Mucho ha llovido ya desde que Felipe VI ascendiera al trono tras la abdicación de un Juan Carlos I rodeado por escándalos y con una imagen lastrada. En concreto, más de cuatro años, en los que es imposible cuantificar la situación de la Monarquía española. En su adiós a los españoles sobre los que llevaba 39 años reinando, Juan Carlos I les insistió en el dilatado currículum de su hijo -el relato de “el preparado”- y justificó el cambio en el “impulso de renovación” que había “despertado” entre sus súbditos.

Los mimbres para una renovación dinástica estaban ahí: Felipe VI no sólo llegaba al trono con un cargamento de experiencias vitales y formación tanto civil como militar; del brazo también llegaba con una Reina salida del pueblo llano, a la que los españoles ya conocían por ese vulgar –de vulgo- aparato llamado televisión, y a la que se le atribuía un mítico perfil republicano cuyos únicos frutos han sido las habas de las peleas domésticas que cuecen en todas las casas.

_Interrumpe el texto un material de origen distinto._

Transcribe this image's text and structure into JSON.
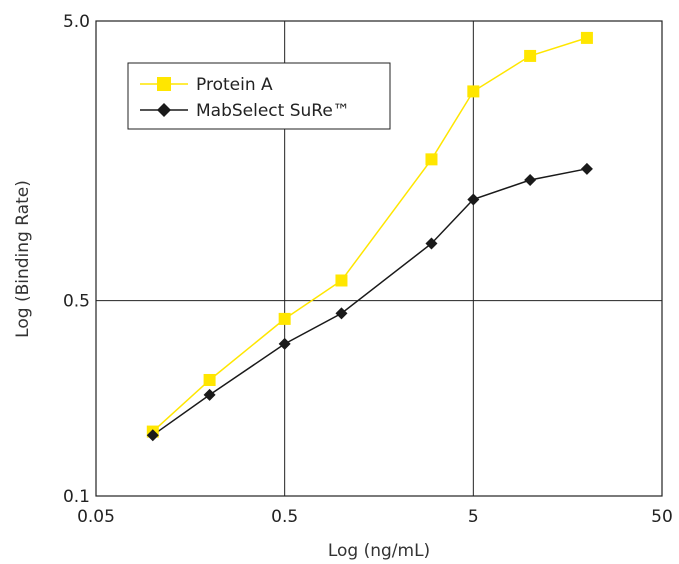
{
  "chart_data": {
    "type": "line",
    "title": "",
    "xlabel": "Log (ng/mL)",
    "ylabel": "Log (Binding Rate)",
    "x_scale": "log",
    "y_scale": "log",
    "xlim": [
      0.05,
      50
    ],
    "ylim": [
      0.1,
      5.0
    ],
    "x_ticks": [
      {
        "value": 0.05,
        "label": "0.05"
      },
      {
        "value": 0.5,
        "label": "0.5"
      },
      {
        "value": 5,
        "label": "5"
      },
      {
        "value": 50,
        "label": "50"
      }
    ],
    "y_ticks": [
      {
        "value": 0.1,
        "label": "0.1"
      },
      {
        "value": 0.5,
        "label": "0.5"
      },
      {
        "value": 5.0,
        "label": "5.0"
      }
    ],
    "grid": true,
    "legend_position": "top-left",
    "series": [
      {
        "name": "Protein A",
        "color": "#ffe600",
        "marker": "square",
        "x": [
          0.1,
          0.2,
          0.5,
          1.0,
          3.0,
          5.0,
          10.0,
          20.0
        ],
        "y": [
          0.17,
          0.26,
          0.43,
          0.59,
          1.6,
          2.8,
          3.75,
          4.35
        ]
      },
      {
        "name": "MabSelect SuRe™",
        "color": "#1a1a1a",
        "marker": "diamond",
        "x": [
          0.1,
          0.2,
          0.5,
          1.0,
          3.0,
          5.0,
          10.0,
          20.0
        ],
        "y": [
          0.165,
          0.23,
          0.35,
          0.45,
          0.8,
          1.15,
          1.35,
          1.48
        ]
      }
    ]
  }
}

Sin embargo, la renovación vino y no hubo nada. Todo se quedó en fuegos de artificio: vídeos de la Familia Real tomando sopa de acelgas, los monarcas llevando a las niñas a su elitista colegio privado… Gestos para una galería que ahora tiene forma de redes sociales. Unos foros públicos donde se propagan los mismos chistes que antes se hacían en privado, alentados por una prensa que abandonó el pacto de silencio sobre la Monarquía el día que el cuento de hadas fue abatido en Botswana.

A esto hay que sumar una deficiente estrategia de marketing de la Casa Real, que pasa por llevar al Rey a dos palmos de los afectados por las inundaciones en Mallorca -¿nadie previó el incidente de la escoba, tras la visita de Rafa Nadal?- y a darse un paseo por el Metro de Madrid, el emblema de la movilidad de la clase obrera que no había pisado en su vida.

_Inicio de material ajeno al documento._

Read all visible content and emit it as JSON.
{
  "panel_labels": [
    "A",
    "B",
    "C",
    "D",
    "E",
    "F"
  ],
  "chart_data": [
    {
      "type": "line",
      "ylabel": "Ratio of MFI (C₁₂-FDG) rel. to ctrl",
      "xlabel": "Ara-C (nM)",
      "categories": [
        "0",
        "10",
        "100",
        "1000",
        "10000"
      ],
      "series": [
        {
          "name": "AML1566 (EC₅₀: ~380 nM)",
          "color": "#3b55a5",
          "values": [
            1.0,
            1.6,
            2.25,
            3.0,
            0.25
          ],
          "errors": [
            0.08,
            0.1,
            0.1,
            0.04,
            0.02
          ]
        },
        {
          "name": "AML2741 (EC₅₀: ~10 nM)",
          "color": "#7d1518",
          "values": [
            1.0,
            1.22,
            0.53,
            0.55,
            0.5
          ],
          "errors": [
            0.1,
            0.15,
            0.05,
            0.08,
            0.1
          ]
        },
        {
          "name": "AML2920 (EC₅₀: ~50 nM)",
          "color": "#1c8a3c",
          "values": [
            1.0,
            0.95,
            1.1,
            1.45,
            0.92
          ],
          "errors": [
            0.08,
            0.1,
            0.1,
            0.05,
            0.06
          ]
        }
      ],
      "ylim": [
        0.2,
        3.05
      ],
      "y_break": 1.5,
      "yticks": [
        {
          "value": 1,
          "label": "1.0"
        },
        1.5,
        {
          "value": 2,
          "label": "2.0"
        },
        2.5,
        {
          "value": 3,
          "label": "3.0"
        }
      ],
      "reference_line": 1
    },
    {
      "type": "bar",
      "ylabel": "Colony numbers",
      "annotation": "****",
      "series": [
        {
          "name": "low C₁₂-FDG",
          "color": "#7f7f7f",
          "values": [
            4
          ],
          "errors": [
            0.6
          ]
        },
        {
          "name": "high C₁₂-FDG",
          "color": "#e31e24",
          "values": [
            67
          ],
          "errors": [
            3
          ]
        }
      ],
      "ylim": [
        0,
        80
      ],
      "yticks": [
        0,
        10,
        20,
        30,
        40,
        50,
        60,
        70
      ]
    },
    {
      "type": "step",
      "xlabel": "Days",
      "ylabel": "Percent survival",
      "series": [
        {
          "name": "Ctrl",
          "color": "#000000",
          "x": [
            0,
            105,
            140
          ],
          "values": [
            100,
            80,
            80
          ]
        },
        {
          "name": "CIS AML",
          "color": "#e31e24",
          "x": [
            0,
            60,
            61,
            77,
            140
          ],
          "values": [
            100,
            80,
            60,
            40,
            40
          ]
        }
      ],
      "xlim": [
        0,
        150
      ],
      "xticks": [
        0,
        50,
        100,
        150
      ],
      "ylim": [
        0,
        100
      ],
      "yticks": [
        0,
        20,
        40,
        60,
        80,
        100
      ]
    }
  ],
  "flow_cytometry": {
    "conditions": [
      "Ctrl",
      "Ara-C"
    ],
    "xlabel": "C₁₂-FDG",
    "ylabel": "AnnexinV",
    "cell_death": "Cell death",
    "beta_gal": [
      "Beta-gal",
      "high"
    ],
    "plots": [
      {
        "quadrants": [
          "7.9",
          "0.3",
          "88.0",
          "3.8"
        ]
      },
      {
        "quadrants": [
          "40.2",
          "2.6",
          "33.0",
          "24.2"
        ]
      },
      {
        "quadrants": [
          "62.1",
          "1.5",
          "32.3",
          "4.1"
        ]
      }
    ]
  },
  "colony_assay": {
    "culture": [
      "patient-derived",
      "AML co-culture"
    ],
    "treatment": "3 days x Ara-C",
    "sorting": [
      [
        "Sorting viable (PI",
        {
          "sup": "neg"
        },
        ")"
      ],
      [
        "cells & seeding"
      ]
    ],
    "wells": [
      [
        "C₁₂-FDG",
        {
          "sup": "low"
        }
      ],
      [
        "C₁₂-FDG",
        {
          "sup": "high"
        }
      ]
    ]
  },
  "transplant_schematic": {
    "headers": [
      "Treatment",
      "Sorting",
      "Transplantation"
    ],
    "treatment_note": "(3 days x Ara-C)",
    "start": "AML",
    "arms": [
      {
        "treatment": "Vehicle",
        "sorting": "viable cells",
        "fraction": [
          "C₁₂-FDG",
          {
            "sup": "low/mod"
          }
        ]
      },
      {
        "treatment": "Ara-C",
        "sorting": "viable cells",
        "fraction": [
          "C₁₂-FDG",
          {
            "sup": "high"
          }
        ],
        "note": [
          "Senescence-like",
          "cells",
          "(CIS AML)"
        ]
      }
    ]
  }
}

Ante semejante panorama, la única ventana de oportunidad para el Rey llegó con el conflicto catalán, pero Felipe VI la cerró con estruendo con su discurso del 3 de octubre de 2017. Por mucho que sus actuales pintores de cámara se empeñen en presentarlo como el día que el jefe de Estado volvió a parar un golpe de Estado, ya no cuela. El Rey perdió su oportunidad de forjarse una leyenda de reconciliación, dio la espalda a los catalanes huérfanos de discurso nacionalista y se mostró inclemente con quienes aspiraban a la independencia.

La reprobación del Parlament a Felipe VI no deja de ser un gesto vacuo, pero un gesto, al fin y al cabo, otro más como el de esos dos estudiantes que le han dado plantón, que apuntala la sensación de que la Monarquía española pasa por su peor momento en lo que llevamos de democracia.  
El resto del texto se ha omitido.